English 456: C20 Criticism and Theory

Supplementary Remarks about Cleanth Brooks'
"Heresy of Paraphrase" and "Irony as a Principle of Structure"

Al Drake | Cyber Cafe | Thurs. 6-7 | 714-434-1612

Written for a previous class -- still contains some relevant remarks:

On "Heresy of Paraphrase," I covered what I wanted to except that I stayed so long with Brooks' "music" analogy for the inseparability of form and content in poetry (which I know from Georg Hegel generally and more specifically from the Victorian critic Walter Pater's remark that "all art constantly aspires to the condition of music") that I didn't get around to mentioning the one Brooks himself thinks is most revealing: the "drama" analogy. But since Brooks mentions that same analogy in "Irony," let's move to that essay, which we didn't have time to discuss in class.

"Irony as a Principle of Structure" is pretty straightforward and fits closely as a kind of illustration of what Brooks said about poetic language in the "Heresy" essay. A poem's structure consists in "meanings, evaluations, and interpretations, says Brooks in "Heresy," and in "Irony" he delineates irony (along with paradox, as in John Donne's cerebral poetry) as one of the main principles that informs this structure and allows it to take shape. Irony, as Brooks had already defined it in "Heresy," is "the most general term that we have for the kind of qualification which the various elements in a context receive from the context" (966 bottom right column). I read you Donne's "The Canonization" in Brooksian fashion to show how it employs logical and religious statements in a paradoxical manner that warps or "connotates" them into an enshrinement of sexual love.

Now for the drama analogy. A formalist can think of a poem as something like a drama. How? Well, we don't go looking (at least while we watch the play) for anything outside the drama to explain what's happening on the stage. Rather, we relate each act and scene to the others to build up a sense of the coherent whole. Similarly, we interpret the characters' utterances, gestures, and behavior in relation to the behavior, utterances, and gestures of other characters: think of the complex interactions in Othello between Othello, Iago, Desdemona, and her father, for example. Each character's interaction with the others shapes how we see that character. It is the same with the words and phrases in a poem, Brooks would say. Meaning is relational and develops from tensions set up within the poem's linguistic structure, so for Brooks, as for the drama-watcher, it makes no sense to say that "form" is an empty container into which we pour ready-made content from outside. The "play's the thing," to borrow from Hamlet-and the poem is a thing or even a "being" in its own right. On 969, Brooks mentions King Lear's awful statement "never, never, never, never, never." The fuller passage is as follows

KING LEAR And my poor fool is hang'd! No, no, no life!

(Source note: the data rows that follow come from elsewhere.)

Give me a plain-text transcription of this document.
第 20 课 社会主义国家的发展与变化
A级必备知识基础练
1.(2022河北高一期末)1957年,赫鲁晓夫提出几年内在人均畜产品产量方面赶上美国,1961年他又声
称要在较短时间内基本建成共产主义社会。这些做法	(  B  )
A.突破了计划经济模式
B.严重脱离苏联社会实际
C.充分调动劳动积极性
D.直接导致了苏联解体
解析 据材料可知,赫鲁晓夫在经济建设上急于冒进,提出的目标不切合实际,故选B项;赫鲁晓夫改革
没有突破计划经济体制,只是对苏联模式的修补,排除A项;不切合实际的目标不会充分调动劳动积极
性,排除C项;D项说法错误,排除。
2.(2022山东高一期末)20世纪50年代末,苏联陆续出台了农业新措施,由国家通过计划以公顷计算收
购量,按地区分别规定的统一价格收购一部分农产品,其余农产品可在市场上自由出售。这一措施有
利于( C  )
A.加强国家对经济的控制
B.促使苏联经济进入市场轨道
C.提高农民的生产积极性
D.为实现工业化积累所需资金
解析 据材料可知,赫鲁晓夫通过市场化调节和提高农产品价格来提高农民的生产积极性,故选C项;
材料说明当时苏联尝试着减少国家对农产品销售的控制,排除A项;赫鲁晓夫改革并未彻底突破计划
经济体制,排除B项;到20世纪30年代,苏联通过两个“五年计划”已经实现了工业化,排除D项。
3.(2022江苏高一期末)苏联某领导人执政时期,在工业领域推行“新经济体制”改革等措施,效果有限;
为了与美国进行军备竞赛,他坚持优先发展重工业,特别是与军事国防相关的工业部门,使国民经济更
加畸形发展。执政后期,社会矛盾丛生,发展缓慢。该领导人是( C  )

Why should a dog, a horse, a rat, have life,

And thou no breath at all? Thou'lt come no more,

Never, never, never, never, never!

Pray you, undo this button: thank you, sir.

Do you see this? Look on her, look, her lips,

Look there, look there!

Act V, Scene iii.

Brooks' point here is that the ordinary denotative meaning of "never" doesn't enter the picture (so I'm not playing Yvor Winters as in "Heresy"). The word's meaning stems from what has gone before it in the play: Lear's language has become progressively impoverished down to the level of single words and even silence. When Lear says "never" five times, he is using that sparseness of language in the service (perhaps; it's hard to be certain that there is such an "anagnorisis" or moment of recognition for the protagonist in King Lear) of clarifying what he has done and what his actions have done to others. The context of the scene is what makes the words meaningful.

Brooks says that the most straightforward irony amounts to "the obvious warping of a statement by the context." But since it is a principle of structure that makes poetic coherence possible, it must be capable of somewhat more subtlety. The "pressures of the context" (970 right column bottom) may not always be obvious or crude, but still, says Brooks, we are dealing with the informing principle of irony. I'll leave it for you to go over the more subtle degrees of contextual pressure Brooks analyzes in those short Wordsworth poems. In sum, "irony" (in the sense of "pressures of the context") is for Brooks the main way in which a literary object dynamically develops its own structure, its own "meanings, evaluations, and interpretations" without the need for aid from ordinary or "denotative" language, history, biography, or other outside sources of meaning.

As we move on to more contemporary kinds of criticism, of course, this formalist notion that poetic language constructs an autonomous or self-contained art object that offers a coherent structure of meaning will come to be seen as naïve and ideologically escapist. It will be seen by many, that is, as an attempt to bracket out the role of history and ideology in the making of a literary text.